Added documentation PR https://github.com/fluent/fluent-bit-docs/pull/410 and fixed possible memory leak if allocation fails in opening in flb_encoding_open

bluebike avatar Oct 28 '20 18:10 bluebike

This PR is stale because it has been open 45 days with no activity. Remove stale label or comment or this will be closed in 10 days.

github-actions[bot] avatar Apr 28 '21 01:04 github-actions[bot]

thanks. I wrote some comments.

About the second commit, note that it must be prefixed with in_tail: .....

Changed commit message.

bluebike avatar Jul 29 '21 18:07 bluebike

Any news on this? Would love to see this merged!

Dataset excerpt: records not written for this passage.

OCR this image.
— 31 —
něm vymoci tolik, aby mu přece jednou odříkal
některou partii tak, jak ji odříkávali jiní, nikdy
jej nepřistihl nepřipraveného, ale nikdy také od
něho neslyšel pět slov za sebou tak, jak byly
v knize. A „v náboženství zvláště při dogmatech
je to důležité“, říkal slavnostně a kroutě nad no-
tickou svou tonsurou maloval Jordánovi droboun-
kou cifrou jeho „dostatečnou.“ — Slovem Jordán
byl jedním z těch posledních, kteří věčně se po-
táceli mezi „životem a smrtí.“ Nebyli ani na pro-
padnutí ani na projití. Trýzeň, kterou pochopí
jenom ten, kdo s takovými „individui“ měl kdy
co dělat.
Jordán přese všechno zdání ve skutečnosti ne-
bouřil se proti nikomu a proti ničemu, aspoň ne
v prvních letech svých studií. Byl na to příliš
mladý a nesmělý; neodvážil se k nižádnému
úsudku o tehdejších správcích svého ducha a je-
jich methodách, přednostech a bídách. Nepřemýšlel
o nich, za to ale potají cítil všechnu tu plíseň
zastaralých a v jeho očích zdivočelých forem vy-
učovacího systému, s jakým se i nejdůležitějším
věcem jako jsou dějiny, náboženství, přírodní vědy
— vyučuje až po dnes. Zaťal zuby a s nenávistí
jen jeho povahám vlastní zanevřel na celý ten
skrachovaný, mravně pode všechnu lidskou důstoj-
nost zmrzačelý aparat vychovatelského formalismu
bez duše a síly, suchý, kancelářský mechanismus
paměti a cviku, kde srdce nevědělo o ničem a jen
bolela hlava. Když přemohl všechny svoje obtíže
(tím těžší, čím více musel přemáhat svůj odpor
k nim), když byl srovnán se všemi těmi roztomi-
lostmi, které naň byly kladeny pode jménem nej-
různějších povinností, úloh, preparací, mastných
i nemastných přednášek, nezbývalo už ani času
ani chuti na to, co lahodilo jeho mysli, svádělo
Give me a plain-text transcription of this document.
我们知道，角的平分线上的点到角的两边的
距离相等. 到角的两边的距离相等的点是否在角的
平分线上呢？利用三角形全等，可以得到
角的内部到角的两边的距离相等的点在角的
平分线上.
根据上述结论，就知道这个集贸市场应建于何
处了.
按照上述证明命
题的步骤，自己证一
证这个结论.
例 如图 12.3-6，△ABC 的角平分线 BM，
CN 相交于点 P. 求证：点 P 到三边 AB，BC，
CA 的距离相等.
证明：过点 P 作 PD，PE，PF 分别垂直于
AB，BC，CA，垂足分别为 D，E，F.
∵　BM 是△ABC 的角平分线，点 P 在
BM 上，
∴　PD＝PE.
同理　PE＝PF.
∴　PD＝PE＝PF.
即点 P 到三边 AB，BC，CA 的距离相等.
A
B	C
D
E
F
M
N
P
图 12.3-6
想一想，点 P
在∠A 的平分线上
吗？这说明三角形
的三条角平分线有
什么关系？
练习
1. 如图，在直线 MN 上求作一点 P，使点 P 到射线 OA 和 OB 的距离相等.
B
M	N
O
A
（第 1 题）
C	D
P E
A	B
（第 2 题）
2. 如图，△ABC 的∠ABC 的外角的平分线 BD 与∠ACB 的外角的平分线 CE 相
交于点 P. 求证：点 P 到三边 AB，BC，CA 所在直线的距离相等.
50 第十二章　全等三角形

kingjan1999 avatar Nov 22 '21 20:11 kingjan1999

assigned to @nokute78 for review

edsiper avatar Dec 13 '21 00:12 edsiper

Could we get this included in mainline ASAP? I assume I am not the only one with non-UTF8 log entries .

As a user, I do not even really care how this is implemented but as for configuration, input seems the most convenient i.e. tail-plugin.

hpernu avatar Apr 18 '23 11:04 hpernu

Hi, I implemented generic conversion engine which includes GBK, ShiftJIS, UHC and other Windows-125X stuffs for converting character encodings here: https://github.com/fluent/fluent-bit/pull/10464 https://github.com/fluent/fluent-bit/pull/10542

This is enough for the most of use cases that are listed in this PR?

cosmo0920 avatar Jul 23 '25 07:07 cosmo0920